JADE DRAGON MOUNTAIN (Li Du Novels)

This work of 18th-century historical fiction represents a comfortably familiar detective story–complete with a mysterious murder, a proliferation of suspects, and satisfying execution of justice–in an unfamiliar setting. In a culture that is far removed in time and, for most of her readers, place, Hart succeeds in crafting an array of sympathetic characters. The storyteller-sidekick Hamza is a particular gem. And how could you go wrong with a detective who is a librarian? (Of the Chinese imperial court … exiled and wandering in Tibet … the plot thickens.) Upon completing this initial volume, Brian and I proceeded directly to the second and have now embarked on the third.

Daddy Long-Legs and Dear Enemy, by Jean Webster

Daddy-Long-Legs and Dear Enemy (Penguin Classics)

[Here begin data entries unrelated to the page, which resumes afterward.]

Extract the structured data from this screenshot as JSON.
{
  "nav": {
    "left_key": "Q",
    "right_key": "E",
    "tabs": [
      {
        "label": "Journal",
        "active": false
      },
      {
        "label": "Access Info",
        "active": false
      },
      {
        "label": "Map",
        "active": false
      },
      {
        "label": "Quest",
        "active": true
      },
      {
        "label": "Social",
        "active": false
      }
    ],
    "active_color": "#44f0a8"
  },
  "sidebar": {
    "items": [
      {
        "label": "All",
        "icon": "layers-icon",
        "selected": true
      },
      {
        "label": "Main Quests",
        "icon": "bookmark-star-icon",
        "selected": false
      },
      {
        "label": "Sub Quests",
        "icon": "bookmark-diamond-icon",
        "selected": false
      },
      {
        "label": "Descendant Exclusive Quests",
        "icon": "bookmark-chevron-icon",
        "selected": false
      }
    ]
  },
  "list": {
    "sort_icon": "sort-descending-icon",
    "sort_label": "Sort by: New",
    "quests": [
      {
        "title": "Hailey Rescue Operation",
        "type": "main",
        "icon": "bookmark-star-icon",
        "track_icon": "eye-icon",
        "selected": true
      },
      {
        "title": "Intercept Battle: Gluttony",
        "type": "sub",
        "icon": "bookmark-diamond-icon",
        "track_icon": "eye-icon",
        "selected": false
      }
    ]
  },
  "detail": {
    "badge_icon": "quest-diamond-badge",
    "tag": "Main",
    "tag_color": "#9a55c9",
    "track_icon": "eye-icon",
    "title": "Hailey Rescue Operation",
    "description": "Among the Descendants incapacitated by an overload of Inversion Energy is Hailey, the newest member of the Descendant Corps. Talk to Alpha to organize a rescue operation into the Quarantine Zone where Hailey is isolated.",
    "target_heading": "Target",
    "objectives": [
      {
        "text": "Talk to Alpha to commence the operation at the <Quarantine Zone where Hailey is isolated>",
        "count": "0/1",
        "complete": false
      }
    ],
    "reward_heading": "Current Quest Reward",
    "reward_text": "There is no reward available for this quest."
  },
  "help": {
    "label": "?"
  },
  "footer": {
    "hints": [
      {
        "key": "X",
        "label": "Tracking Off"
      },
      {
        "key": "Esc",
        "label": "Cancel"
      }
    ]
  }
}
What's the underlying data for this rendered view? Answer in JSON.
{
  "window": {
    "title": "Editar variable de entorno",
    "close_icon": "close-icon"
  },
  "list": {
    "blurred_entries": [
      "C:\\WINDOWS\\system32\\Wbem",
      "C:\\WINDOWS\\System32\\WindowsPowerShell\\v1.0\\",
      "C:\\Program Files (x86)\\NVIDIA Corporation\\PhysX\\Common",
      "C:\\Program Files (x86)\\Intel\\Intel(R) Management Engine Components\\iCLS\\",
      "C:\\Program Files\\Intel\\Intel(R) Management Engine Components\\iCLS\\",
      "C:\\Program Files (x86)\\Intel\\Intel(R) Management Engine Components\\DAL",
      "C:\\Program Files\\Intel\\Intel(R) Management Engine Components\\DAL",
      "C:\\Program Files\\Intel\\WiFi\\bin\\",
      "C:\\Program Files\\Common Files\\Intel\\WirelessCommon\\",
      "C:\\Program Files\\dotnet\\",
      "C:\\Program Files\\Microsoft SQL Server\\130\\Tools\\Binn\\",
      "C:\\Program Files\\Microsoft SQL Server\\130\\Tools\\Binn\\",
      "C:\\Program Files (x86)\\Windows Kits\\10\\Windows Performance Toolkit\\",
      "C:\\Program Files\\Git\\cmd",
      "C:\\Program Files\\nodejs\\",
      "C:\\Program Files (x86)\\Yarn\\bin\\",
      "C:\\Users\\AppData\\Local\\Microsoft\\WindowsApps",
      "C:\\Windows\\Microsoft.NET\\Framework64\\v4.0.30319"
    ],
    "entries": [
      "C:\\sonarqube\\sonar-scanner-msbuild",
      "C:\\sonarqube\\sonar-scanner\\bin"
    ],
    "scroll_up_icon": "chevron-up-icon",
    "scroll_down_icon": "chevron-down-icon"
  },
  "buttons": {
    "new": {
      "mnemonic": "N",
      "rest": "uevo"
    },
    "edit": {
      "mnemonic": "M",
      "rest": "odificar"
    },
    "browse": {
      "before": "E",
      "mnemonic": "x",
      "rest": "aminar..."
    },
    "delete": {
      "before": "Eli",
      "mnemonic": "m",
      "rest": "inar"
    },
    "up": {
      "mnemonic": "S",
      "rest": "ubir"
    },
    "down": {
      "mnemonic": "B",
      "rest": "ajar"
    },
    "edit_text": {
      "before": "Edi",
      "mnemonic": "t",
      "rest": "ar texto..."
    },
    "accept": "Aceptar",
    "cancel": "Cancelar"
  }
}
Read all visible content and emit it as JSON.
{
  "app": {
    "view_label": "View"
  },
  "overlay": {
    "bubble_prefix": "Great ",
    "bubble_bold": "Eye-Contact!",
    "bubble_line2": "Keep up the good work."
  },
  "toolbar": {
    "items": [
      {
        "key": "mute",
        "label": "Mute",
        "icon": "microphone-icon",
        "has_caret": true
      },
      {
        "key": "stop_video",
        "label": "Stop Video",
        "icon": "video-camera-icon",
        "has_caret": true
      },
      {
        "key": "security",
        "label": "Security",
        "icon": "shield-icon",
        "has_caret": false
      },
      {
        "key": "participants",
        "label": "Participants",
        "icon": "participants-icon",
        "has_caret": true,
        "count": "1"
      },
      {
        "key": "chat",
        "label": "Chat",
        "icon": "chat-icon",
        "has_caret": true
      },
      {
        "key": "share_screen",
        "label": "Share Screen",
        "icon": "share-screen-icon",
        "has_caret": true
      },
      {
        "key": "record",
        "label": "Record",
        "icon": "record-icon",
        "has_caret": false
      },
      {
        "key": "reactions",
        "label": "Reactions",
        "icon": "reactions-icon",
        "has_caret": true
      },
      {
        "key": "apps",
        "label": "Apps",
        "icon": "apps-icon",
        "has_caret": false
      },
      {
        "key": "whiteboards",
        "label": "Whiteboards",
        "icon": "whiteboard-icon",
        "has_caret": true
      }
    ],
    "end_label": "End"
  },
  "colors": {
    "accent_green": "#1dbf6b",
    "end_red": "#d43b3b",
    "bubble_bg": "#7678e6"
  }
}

My daughter and I just read Dear Enemy and re-read Daddy Long-Legs for our mother-daughter book club. I actually enjoyed the sequel more than Daddy Long-Legs, though preference for one book over the other was pretty well equally divided in our group. Both books are epistolary novels, in which the narrative is delivered in the form of letters. As almost half of my historical novel is composed of letters, I can attest to the challenge of preventing such a work from devolving into a dry recitation of facts and events. But the distinctive voices and witty turns of phrase employed by Webster’s letter writers  prevent any such literary catastrophe.

Daddy Long-Legs was published in 1912, four years after Anne of Green Gables, and our group observed a number of similarities in theme, style, and content. For starters, both Anne and Judy are orphans. In Dear Enemy, Sallie, a college friend of Judy’s, reluctantly accepts the post of superintendent of the orphanage in which Judy grew up. Much of the book’s appeal for me lay in Sallie’s stories of the children’s antics and the institutional reforms she undertook. Also of interest are the differences and trends in public care of minors over the past hundred years. I don’t know how many of Webster’s views were already espoused by policy makers of her time, but some of the ideas generated by Sallie are now standard practice in the foster care system.